Low attenuation optical fibers are desirable for many applications, including signal transmission over long distances. To achieve waveguiding, the optical fiber requires a high index core and a low index cladding with an adequate core-cladding index differential. Most optical fibers incorporate germania (GeO2) as an updopant (index-increasing dopant) in silica for the core and use undoped silica for the cladding. Fluctuations in the concentration of germania, however, lead to high attenuation due to Rayleigh scattering and limit the use of germania-doped fibers in low loss applications.

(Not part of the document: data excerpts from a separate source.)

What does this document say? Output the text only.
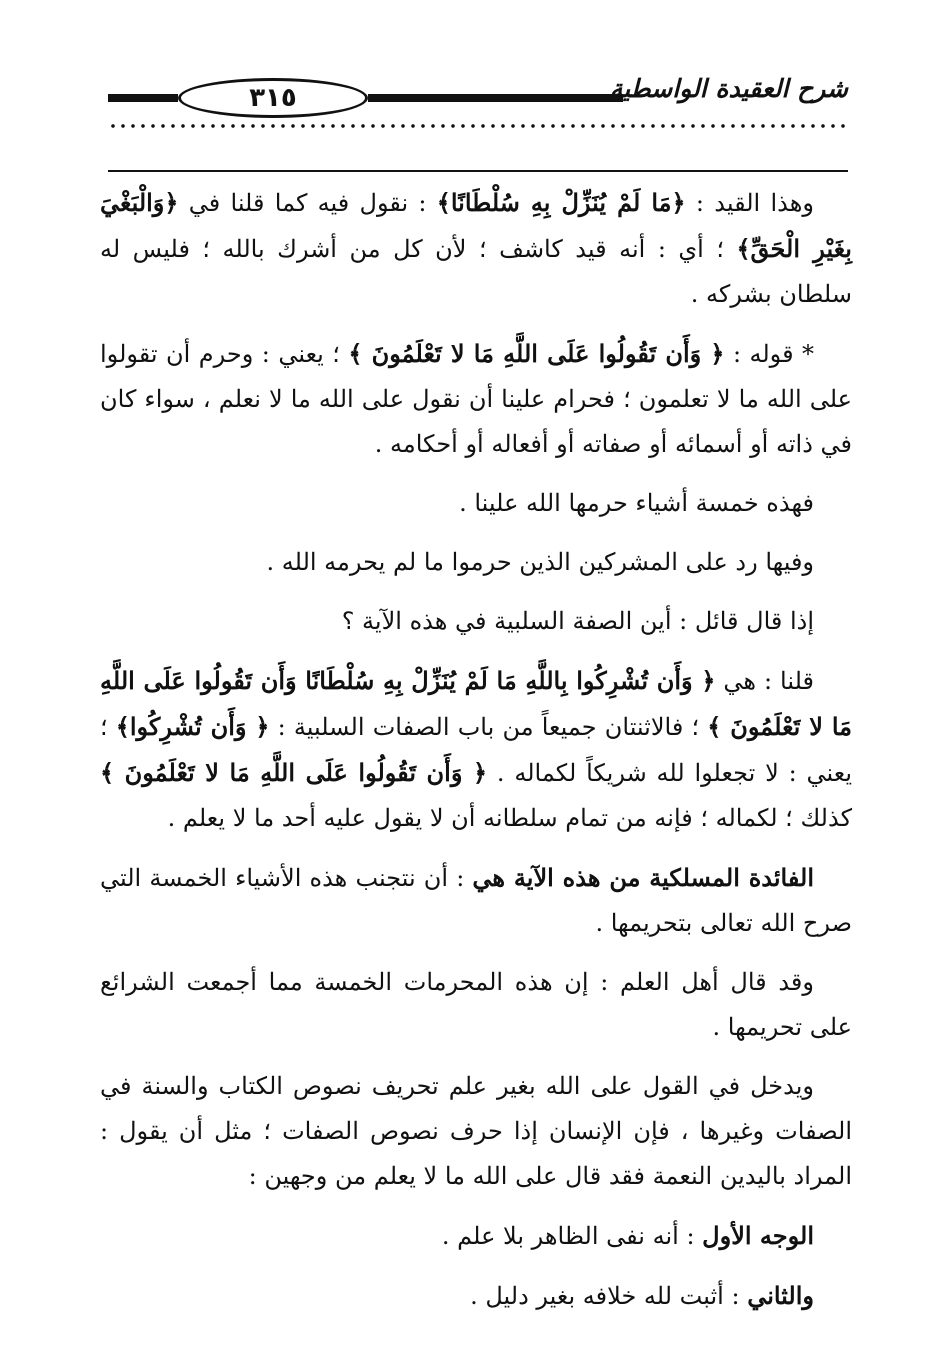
٣١٥	شرح العقيدة الواسطية

وهذا القيد : ﴿مَا لَمْ يُنَزِّلْ بِهِ سُلْطَانًا﴾ : نقول فيه كما قلنا في ﴿وَالْبَغْيَ بِغَيْرِ الْحَقِّ﴾ ؛ أي : أنه قيد كاشف ؛ لأن كل من أشرك بالله ؛ فليس له سلطان بشركه .

* قوله : ﴿ وَأَن تَقُولُوا عَلَى اللَّهِ مَا لا تَعْلَمُونَ ﴾ ؛ يعني : وحرم أن تقولوا على الله ما لا تعلمون ؛ فحرام علينا أن نقول على الله ما لا نعلم ، سواء كان في ذاته أو أسمائه أو صفاته أو أفعاله أو أحكامه .

فهذه خمسة أشياء حرمها الله علينا .

وفيها رد على المشركين الذين حرموا ما لم يحرمه الله .

إذا قال قائل : أين الصفة السلبية في هذه الآية ؟

قلنا : هي ﴿ وَأَن تُشْرِكُوا بِاللَّهِ مَا لَمْ يُنَزِّلْ بِهِ سُلْطَانًا وَأَن تَقُولُوا عَلَى اللَّهِ مَا لا تَعْلَمُونَ ﴾ ؛ فالاثنتان جميعاً من باب الصفات السلبية : ﴿ وَأَن تُشْرِكُوا﴾ ؛ يعني : لا تجعلوا لله شريكاً لكماله . ﴿ وَأَن تَقُولُوا عَلَى اللَّهِ مَا لا تَعْلَمُونَ ﴾ كذلك ؛ لكماله ؛ فإنه من تمام سلطانه أن لا يقول عليه أحد ما لا يعلم .

الفائدة المسلكية من هذه الآية هي : أن نتجنب هذه الأشياء الخمسة التي صرح الله تعالى بتحريمها .

وقد قال أهل العلم : إن هذه المحرمات الخمسة مما أجمعت الشرائع على تحريمها .

ويدخل في القول على الله بغير علم تحريف نصوص الكتاب والسنة في الصفات وغيرها ، فإن الإنسان إذا حرف نصوص الصفات ؛ مثل أن يقول : المراد باليدين النعمة فقد قال على الله ما لا يعلم من وجهين :

الوجه الأول : أنه نفى الظاهر بلا علم .

والثاني : أثبت لله خلافه بغير دليل .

An alternative approach is to design the fiber with an undoped silica core and to include a downdopant in the silica cladding to achieve the core-cladding index differential needed for effective waveguiding. The most common downdopant for silica is fluorine. This approach suffers from two drawbacks. First, undoped silica has a high melt viscosity and produces a core having a high fictive temperature upon cooling of the melt at practical rates. The high fictive temperature is indicative of an unrelaxed structural state of the core silica glass and increases fiber attenuation through Rayleigh scattering. Second, doping a silica cladding with fluorine lowers the melt viscosity of the cladding. In order to achieve the core-cladding differential needed for effective waveguiding with an undoped silica core, however, the fluorine doping concentration in the cladding needs to be high. Although high fluorine concentrations can be achieved, incorporation of fluorine as a dopant at the necessary concentration leads to a significant reduction in the melt viscosity of the cladding. As a result, a large viscosity mismatch develops between the core and cladding regions during draw. The large viscosity mismatch leads to significant stresses in the core during cool down and is responsible for a stress-optic effect that lowers the index of the core, thus compromising the waveguiding characteristics of the fiber by reducing confinement. Alleviation of core stresses and stress optic effects requires drawing of fibers at speeds slow enough to relax stresses and equilibrate the structure of the fiber. The necessary speeds, however, are too slow for practical manufacturing.
There remains a need for fibers having low attenuation that can be manufactured at high speeds.